For an unbanked turn, $\mathbf{F_c}$ must be provided by friction with the road surface:
$$|\mathbf{F_c}|=m|\mathbf{g}|\mu$$
with $\mu$ the friction coefficient.
So that:
$$|\mathbf{g}|\mu=\frac{|\mathbf{v}|^2}{\mathbf{r}}$$
from which the maximum speed $|\mathbf{v}|$ for that turn can be calculated.
But for real tracks, like the one you depict, the turns don't have a constant radius. Instead the concept of curvature could be used.
Probably the safest way to navigate a given turn is to calculate a maximum $\mathbf{v}$ for the point of minimum curvature in the whole bend, then take the whole turn at that velocity.
For example for the left, $180^{\circ}$ turn, curvature is clearly smallest at the 'top'. Note also that "$180^{\circ}$" does not help us calculate the forces acting on the car, in physics that number has no real use.

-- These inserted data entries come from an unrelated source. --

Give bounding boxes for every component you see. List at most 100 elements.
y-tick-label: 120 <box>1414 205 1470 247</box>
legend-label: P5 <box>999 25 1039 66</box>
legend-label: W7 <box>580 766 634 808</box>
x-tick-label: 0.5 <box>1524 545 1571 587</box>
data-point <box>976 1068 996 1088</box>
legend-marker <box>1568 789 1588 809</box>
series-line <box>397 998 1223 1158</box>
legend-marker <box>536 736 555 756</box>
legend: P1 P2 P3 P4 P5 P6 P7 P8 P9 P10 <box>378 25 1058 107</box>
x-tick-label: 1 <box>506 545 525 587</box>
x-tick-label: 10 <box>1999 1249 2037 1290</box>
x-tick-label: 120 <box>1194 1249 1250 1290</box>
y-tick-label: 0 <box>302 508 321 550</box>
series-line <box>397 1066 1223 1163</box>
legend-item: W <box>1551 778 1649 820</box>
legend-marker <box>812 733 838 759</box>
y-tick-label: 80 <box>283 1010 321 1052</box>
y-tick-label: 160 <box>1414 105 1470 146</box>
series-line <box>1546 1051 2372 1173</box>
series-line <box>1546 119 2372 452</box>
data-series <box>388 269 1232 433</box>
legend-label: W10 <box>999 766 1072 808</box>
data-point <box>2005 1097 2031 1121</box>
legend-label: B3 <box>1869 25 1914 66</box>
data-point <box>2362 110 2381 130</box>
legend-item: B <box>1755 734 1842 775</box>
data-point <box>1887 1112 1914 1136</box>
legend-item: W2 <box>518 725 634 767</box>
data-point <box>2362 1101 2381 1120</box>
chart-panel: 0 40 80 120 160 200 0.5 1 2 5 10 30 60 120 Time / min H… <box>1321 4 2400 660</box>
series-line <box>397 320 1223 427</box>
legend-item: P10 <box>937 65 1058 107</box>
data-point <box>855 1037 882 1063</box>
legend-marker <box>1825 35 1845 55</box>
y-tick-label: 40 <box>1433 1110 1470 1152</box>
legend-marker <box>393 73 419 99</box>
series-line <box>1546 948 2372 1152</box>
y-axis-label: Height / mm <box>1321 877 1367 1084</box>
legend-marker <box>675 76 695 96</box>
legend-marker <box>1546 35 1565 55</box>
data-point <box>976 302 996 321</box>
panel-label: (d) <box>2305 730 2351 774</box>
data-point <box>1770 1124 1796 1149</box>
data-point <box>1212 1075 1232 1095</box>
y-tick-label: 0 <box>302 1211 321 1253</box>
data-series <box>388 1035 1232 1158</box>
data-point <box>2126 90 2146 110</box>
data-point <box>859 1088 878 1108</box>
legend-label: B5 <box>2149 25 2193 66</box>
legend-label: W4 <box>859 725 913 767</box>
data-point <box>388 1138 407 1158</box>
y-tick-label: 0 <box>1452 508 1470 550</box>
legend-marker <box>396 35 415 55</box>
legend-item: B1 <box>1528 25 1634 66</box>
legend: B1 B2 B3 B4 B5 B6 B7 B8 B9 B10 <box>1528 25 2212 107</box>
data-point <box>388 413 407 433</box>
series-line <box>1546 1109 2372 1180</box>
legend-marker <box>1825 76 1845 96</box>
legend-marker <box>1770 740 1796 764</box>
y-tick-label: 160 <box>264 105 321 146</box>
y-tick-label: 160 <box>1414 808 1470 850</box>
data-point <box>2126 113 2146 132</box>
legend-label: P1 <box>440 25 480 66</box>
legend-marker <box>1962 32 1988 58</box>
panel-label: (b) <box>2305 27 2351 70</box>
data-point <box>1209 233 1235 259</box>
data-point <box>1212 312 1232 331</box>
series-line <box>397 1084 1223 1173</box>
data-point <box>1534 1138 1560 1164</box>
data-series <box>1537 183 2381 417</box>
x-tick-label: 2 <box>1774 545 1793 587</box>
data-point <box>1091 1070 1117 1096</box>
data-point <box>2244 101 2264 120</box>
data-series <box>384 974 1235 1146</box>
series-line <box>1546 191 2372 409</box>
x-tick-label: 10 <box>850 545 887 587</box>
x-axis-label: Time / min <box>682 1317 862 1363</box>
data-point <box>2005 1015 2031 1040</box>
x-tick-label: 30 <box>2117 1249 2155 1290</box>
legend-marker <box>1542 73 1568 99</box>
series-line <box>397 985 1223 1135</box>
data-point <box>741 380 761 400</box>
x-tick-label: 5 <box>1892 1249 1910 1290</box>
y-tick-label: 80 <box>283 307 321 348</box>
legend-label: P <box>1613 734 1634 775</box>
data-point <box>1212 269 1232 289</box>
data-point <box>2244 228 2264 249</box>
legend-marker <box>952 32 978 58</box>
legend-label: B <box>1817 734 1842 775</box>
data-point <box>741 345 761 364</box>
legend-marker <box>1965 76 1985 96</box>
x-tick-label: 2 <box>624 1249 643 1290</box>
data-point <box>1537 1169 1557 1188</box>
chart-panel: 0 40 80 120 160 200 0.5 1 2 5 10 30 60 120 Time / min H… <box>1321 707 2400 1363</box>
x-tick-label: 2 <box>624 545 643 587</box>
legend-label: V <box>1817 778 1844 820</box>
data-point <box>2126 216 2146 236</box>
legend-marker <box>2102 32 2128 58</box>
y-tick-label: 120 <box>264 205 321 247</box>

For $90^{\circ}$ turns the curvature becomes momentarily $0$ and the car must momentarily stop ($\mathbf{v}=0$)
To calculate the accelerations/decelerations in between turns, you have to think like a racing driver: accelerating from one bend, then decelerating again to prepare for the next bend.
I'm trying to do a really basic simulation of a body (eg car) moving
along the line and keep it feeling natural with acceleration and
deceleration.
I don't think there's a simple algorithm that would allow to do this. Everything depends on maximum velocity of the car, its power and its maximum braking force.